Friday, March 18, 2005

I Forgot--The Only Hawkeye Miracles Are in Football

OK, I was wrong about this one.

Cincinnati didn't choke.

Although the TV announcers kept reminding us that the Bearcats were "athletic," the important thing was that they were good.

A lot better than Iowa.

Coach Bob Huggins got his players to remember that it was the Hawkeyes they were matched up with, not Kentucky.

Strangely, Iowa's players seemed flat emotionally when the game began, and then it was easy to stay flat when Cincinnati kept blocking their shots.

After being mentioned in the same breath with the NIT for so long, I thought the Hawkeyes would've wanted to hang around a while in the NCAA. It didn't happen. It was a very short stay.

A few people foolishly thought Steve Alford--well, all right, assistant Craig Neal then -- might be able to draw up a clipboard-full of plays that would pull off a coaching miracle in the first-round game at Indianapolis.

Forget that idea, too. The only miracles in Iowa City these days arew drawn up in the football offices.

No doubt about it, Cincinnati was the better basketball team--better by a long way--today at the RCA Dome.

It was like men playing boys. And the men were from Cincinnati.

The Bearcats didn't let Iowa up for air, and deserve the opportunity to play Kentucky in a second-round game Saturday.

The Hawkeyes deserved to go back to Iowa City, let their hair grow again and resume lifting weights, Bud Lights or whatever it is they lift in the off-season.

"Give them credit," Alford said of seventh-seeded Cincinnati on his postgame radio show. "they're a very hard-wolrking team, and Bob had them going today.

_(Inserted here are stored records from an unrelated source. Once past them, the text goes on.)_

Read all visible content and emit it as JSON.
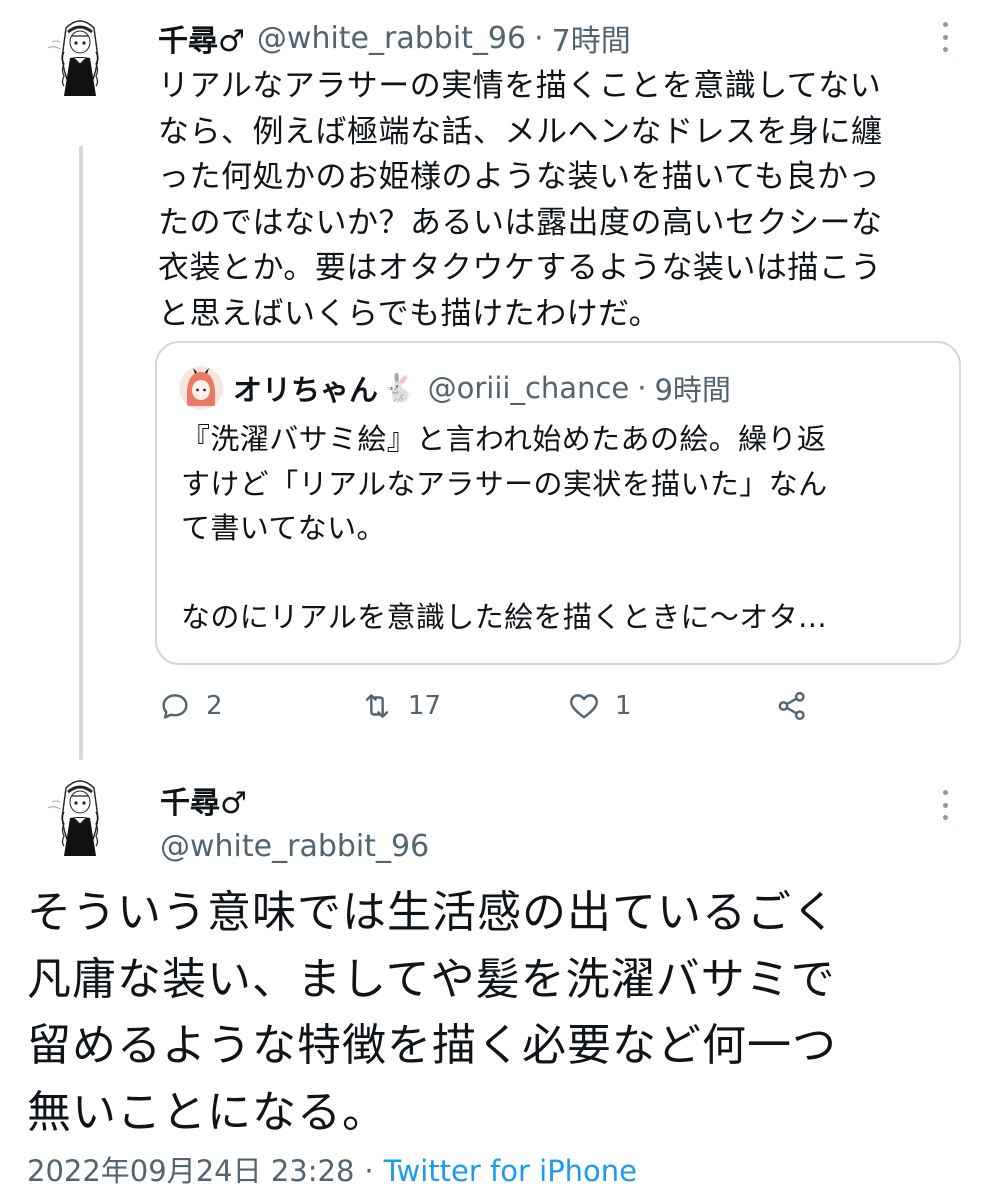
{
  "tweet1": {
    "display_name": "千尋♂",
    "handle": "@white_rabbit_96",
    "separator": "·",
    "time": "7時間",
    "text_lines": [
      "リアルなアラサーの実情を描くことを意識してない",
      "なら、例えば極端な話、メルヘンなドレスを身に纏",
      "った何処かのお姫様のような装いを描いても良かっ",
      "たのではないか？あるいは露出度の高いセクシーな",
      "衣装とか。要はオタクウケするような装いは描こう",
      "と思えばいくらでも描けたわけだ。"
    ],
    "more_icon": "more-dots-icon"
  },
  "quote": {
    "display_name": "オリちゃん",
    "emoji": "🐇",
    "handle": "@oriii_chance",
    "separator": "·",
    "time": "9時間",
    "text_lines": [
      "『洗濯バサミ絵』と言われ始めたあの絵。繰り返",
      "すけど「リアルなアラサーの実状を描いた」なん",
      "て書いてない。",
      "",
      "なのにリアルを意識した絵を描くときに〜オタ..."
    ]
  },
  "actions": {
    "reply_count": "2",
    "retweet_count": "17",
    "like_count": "1",
    "icons": [
      "reply-icon",
      "retweet-icon",
      "like-icon",
      "share-icon"
    ]
  },
  "tweet2": {
    "display_name": "千尋♂",
    "handle": "@white_rabbit_96",
    "text_lines": [
      "そういう意味では生活感の出ているごく",
      "凡庸な装い、ましてや髪を洗濯バサミで",
      "留めるような特徴を描く必要など何一つ",
      "無いことになる。"
    ],
    "timestamp": "2022年09月24日 23:28",
    "separator": "·",
    "source": "Twitter for iPhone"
  },
  "colors": {
    "text": "#0f1419",
    "secondary": "#536471",
    "link": "#1d9bf0",
    "border": "#cfd9de"
  }
}
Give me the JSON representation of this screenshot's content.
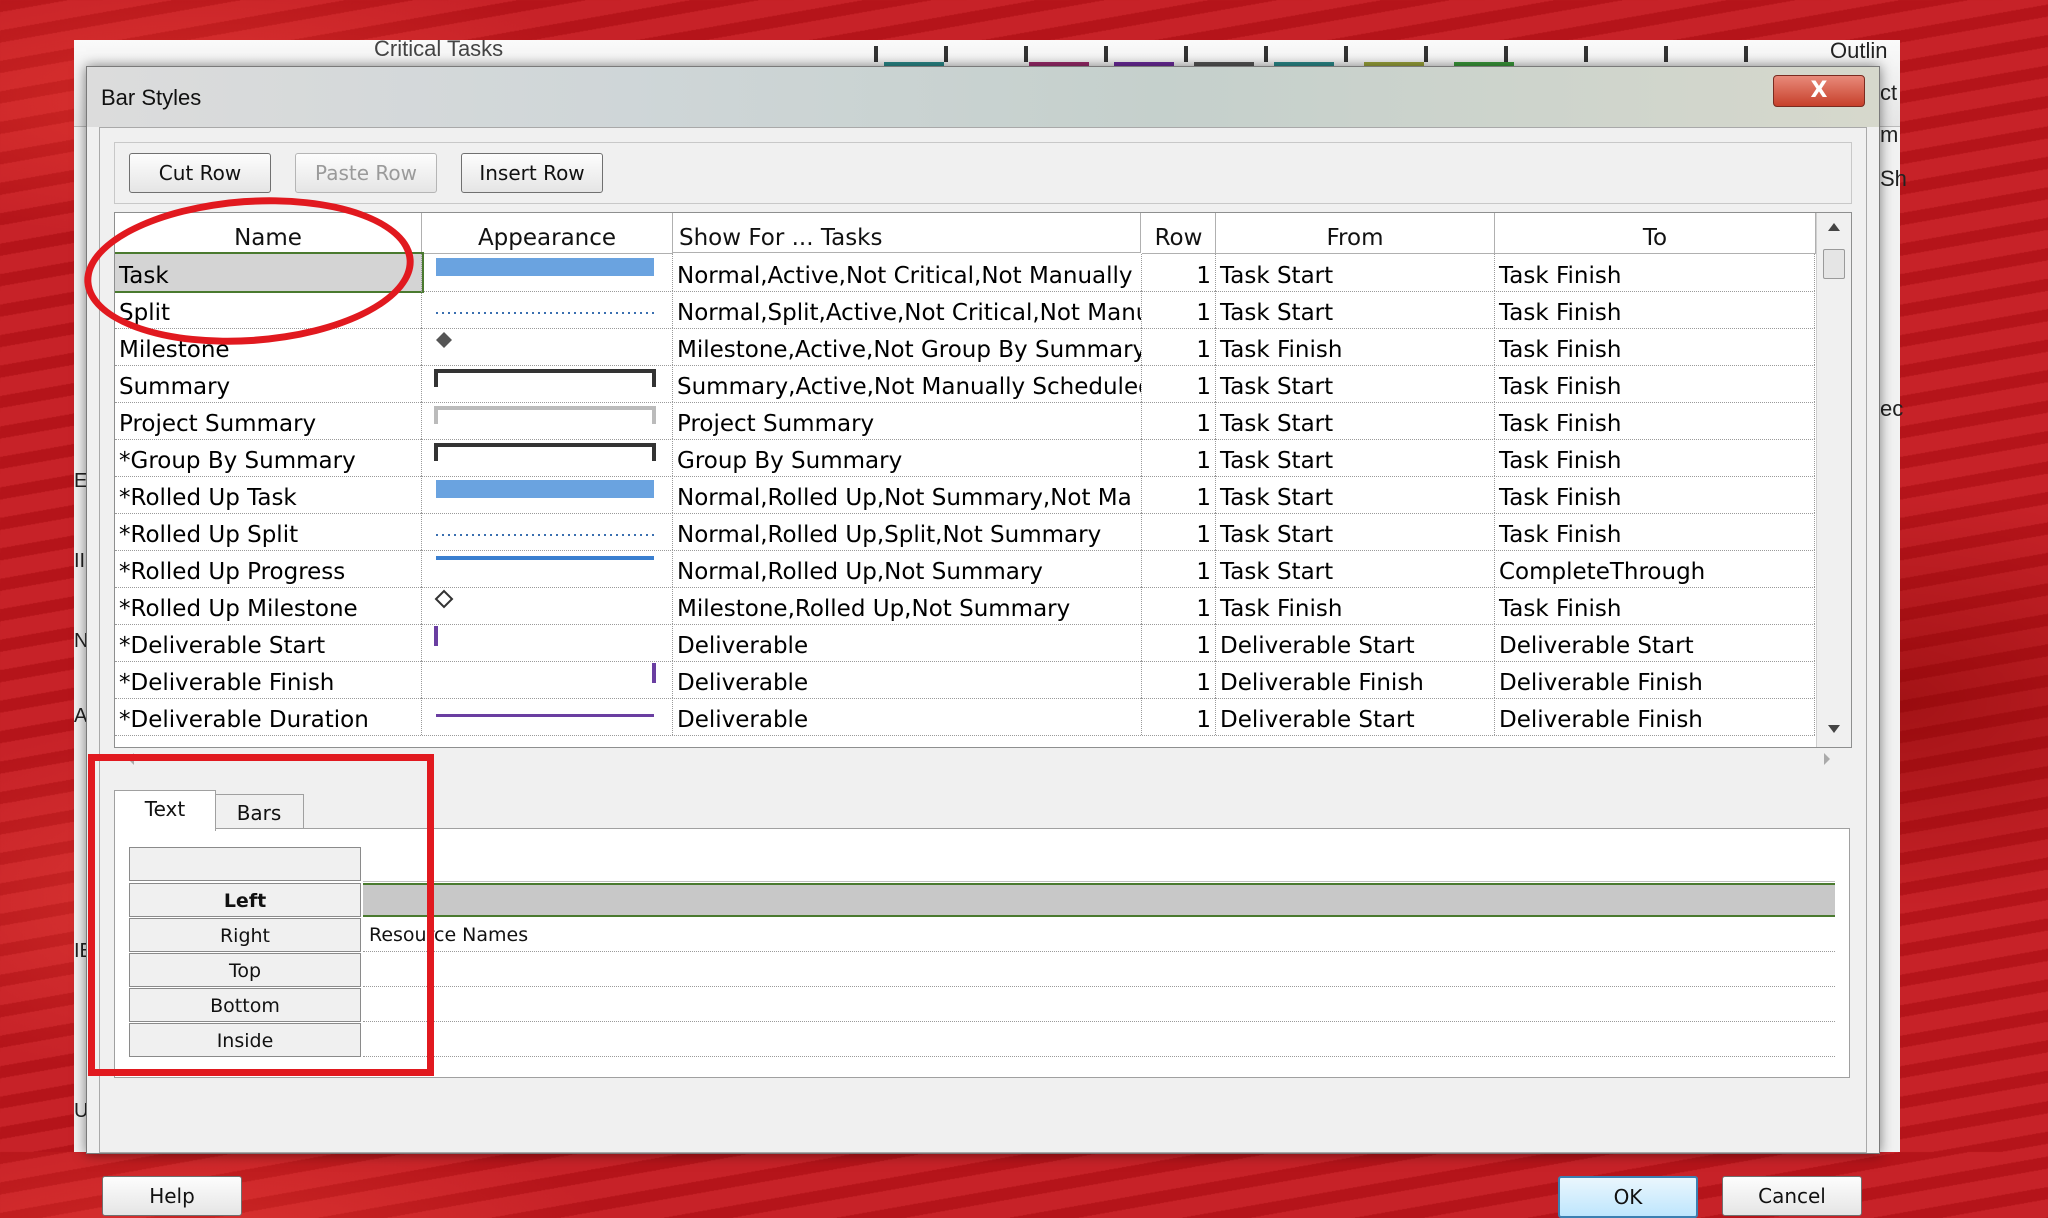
{
  "background_app": {
    "ribbon_labels": [
      "Critical Tasks"
    ],
    "right_fragments": [
      "Outlin",
      "ct",
      "m",
      "Sh",
      "ec"
    ],
    "left_fragments": [
      "E",
      "II",
      "N",
      "A",
      "IEF",
      "U"
    ]
  },
  "dialog": {
    "title": "Bar Styles",
    "close_label": "X",
    "toolbar": {
      "cut_row": "Cut Row",
      "paste_row": "Paste Row",
      "insert_row": "Insert Row"
    },
    "columns": {
      "name": "Name",
      "appearance": "Appearance",
      "show_for": "Show For ... Tasks",
      "row": "Row",
      "from": "From",
      "to": "To"
    },
    "rows": [
      {
        "name": "Task",
        "show_for": "Normal,Active,Not Critical,Not Manually S",
        "row": "1",
        "from": "Task Start",
        "to": "Task Finish",
        "appearance": "blue-bar"
      },
      {
        "name": "Split",
        "show_for": "Normal,Split,Active,Not Critical,Not Manu",
        "row": "1",
        "from": "Task Start",
        "to": "Task Finish",
        "appearance": "dotted-blue"
      },
      {
        "name": "Milestone",
        "show_for": "Milestone,Active,Not Group By Summary",
        "row": "1",
        "from": "Task Finish",
        "to": "Task Finish",
        "appearance": "diamond-filled"
      },
      {
        "name": "Summary",
        "show_for": "Summary,Active,Not Manually Scheduled",
        "row": "1",
        "from": "Task Start",
        "to": "Task Finish",
        "appearance": "summary-bracket-dark"
      },
      {
        "name": "Project Summary",
        "show_for": "Project Summary",
        "row": "1",
        "from": "Task Start",
        "to": "Task Finish",
        "appearance": "summary-bracket-light"
      },
      {
        "name": "*Group By Summary",
        "show_for": "Group By Summary",
        "row": "1",
        "from": "Task Start",
        "to": "Task Finish",
        "appearance": "summary-bracket-dark"
      },
      {
        "name": "*Rolled Up Task",
        "show_for": "Normal,Rolled Up,Not Summary,Not Ma",
        "row": "1",
        "from": "Task Start",
        "to": "Task Finish",
        "appearance": "blue-bar"
      },
      {
        "name": "*Rolled Up Split",
        "show_for": "Normal,Rolled Up,Split,Not Summary",
        "row": "1",
        "from": "Task Start",
        "to": "Task Finish",
        "appearance": "dotted-blue"
      },
      {
        "name": "*Rolled Up Progress",
        "show_for": "Normal,Rolled Up,Not Summary",
        "row": "1",
        "from": "Task Start",
        "to": "CompleteThrough",
        "appearance": "thin-blue-line"
      },
      {
        "name": "*Rolled Up Milestone",
        "show_for": "Milestone,Rolled Up,Not Summary",
        "row": "1",
        "from": "Task Finish",
        "to": "Task Finish",
        "appearance": "diamond-outline"
      },
      {
        "name": "*Deliverable Start",
        "show_for": "Deliverable",
        "row": "1",
        "from": "Deliverable Start",
        "to": "Deliverable Start",
        "appearance": "purple-tick-left"
      },
      {
        "name": "*Deliverable Finish",
        "show_for": "Deliverable",
        "row": "1",
        "from": "Deliverable Finish",
        "to": "Deliverable Finish",
        "appearance": "purple-tick-right"
      },
      {
        "name": "*Deliverable Duration",
        "show_for": "Deliverable",
        "row": "1",
        "from": "Deliverable Start",
        "to": "Deliverable Finish",
        "appearance": "purple-line"
      }
    ],
    "tabs": [
      "Text",
      "Bars"
    ],
    "text_positions": [
      {
        "label": "Left",
        "value": ""
      },
      {
        "label": "Right",
        "value": "Resource Names"
      },
      {
        "label": "Top",
        "value": ""
      },
      {
        "label": "Bottom",
        "value": ""
      },
      {
        "label": "Inside",
        "value": ""
      }
    ],
    "footer": {
      "help": "Help",
      "ok": "OK",
      "cancel": "Cancel"
    }
  },
  "colors": {
    "background_red": "#c4161c",
    "annotation_red": "#e1191f",
    "bar_blue": "#6aa3e0",
    "deliverable_purple": "#6a3ea1",
    "selection_green": "#4a7a2f"
  }
}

"We've played against teams that were this athletic [there's that word again]. Cincinnati played very well against us and I didn't think this was one of our better games."

Although I felt going in that Cincinnati was the team that faced the pressure and Iowa was the team that shouldbe able to come into this game with a loose attitude, it was the Hawkeyes who were tight.

Cincinnati [25-7] broke to a 23-5 lead and Iowa [21-12] never really recovered. The Hawkeyes cut the deficit to three points early in the last half, but Cincinnati's defense, rebounding and surprising shooting ability were the difference.

The Hawkeyes were successful on only one of their first 14 field goal attempts, and most TV sets in places other than Iowa City, Davenport, Solon, Cedar Rapids, West Des Moines and Mason City might have been clicked off on a warm March

Eighteen holes at Willow Creek sounded like a better idea. Right, Bob Downing?

"Where's the scoring?" CBS play-by-play announcer Dick Enberg asked after Iowa had missed its first seven shots.

Naturally, Pierre Pierce's name had to be brought into the convrsation between Enberg and commentator Jay Bilas.

Bilas said he thought Iowa could have been an Elite 8 team if Pierce were still playing.


Bilas should have done his homework. He should have known that Iowa was a better team without Pierce.

It was when Pierce was in the lineup, and not in court, that the Hawkeyes played some of their worst basketball of the season--in the first two Big Ten games against Michigan and Ohio State and later in that debacle at Northwestern.

After the game, Iowa play-by-play announcer Gary Dolphin asked Alford why the Hawkeyes couldn't get any offensive flow going early.

"Cincinnati pressures very hard, but there's it's no more pressure than we see out of Illinois and some of the other teams that we play in the Big Ten," Alford answered. "We just couldn't get it going today."


Although Iowa's fans expected more, Alford cut his players some slack.

"This is our first time here [in the NCAA tournament] with this group, so I think there was a lot of inexperience," he said. "We just have to build from it. They did a heck of a job getting us here, now we have to build from it."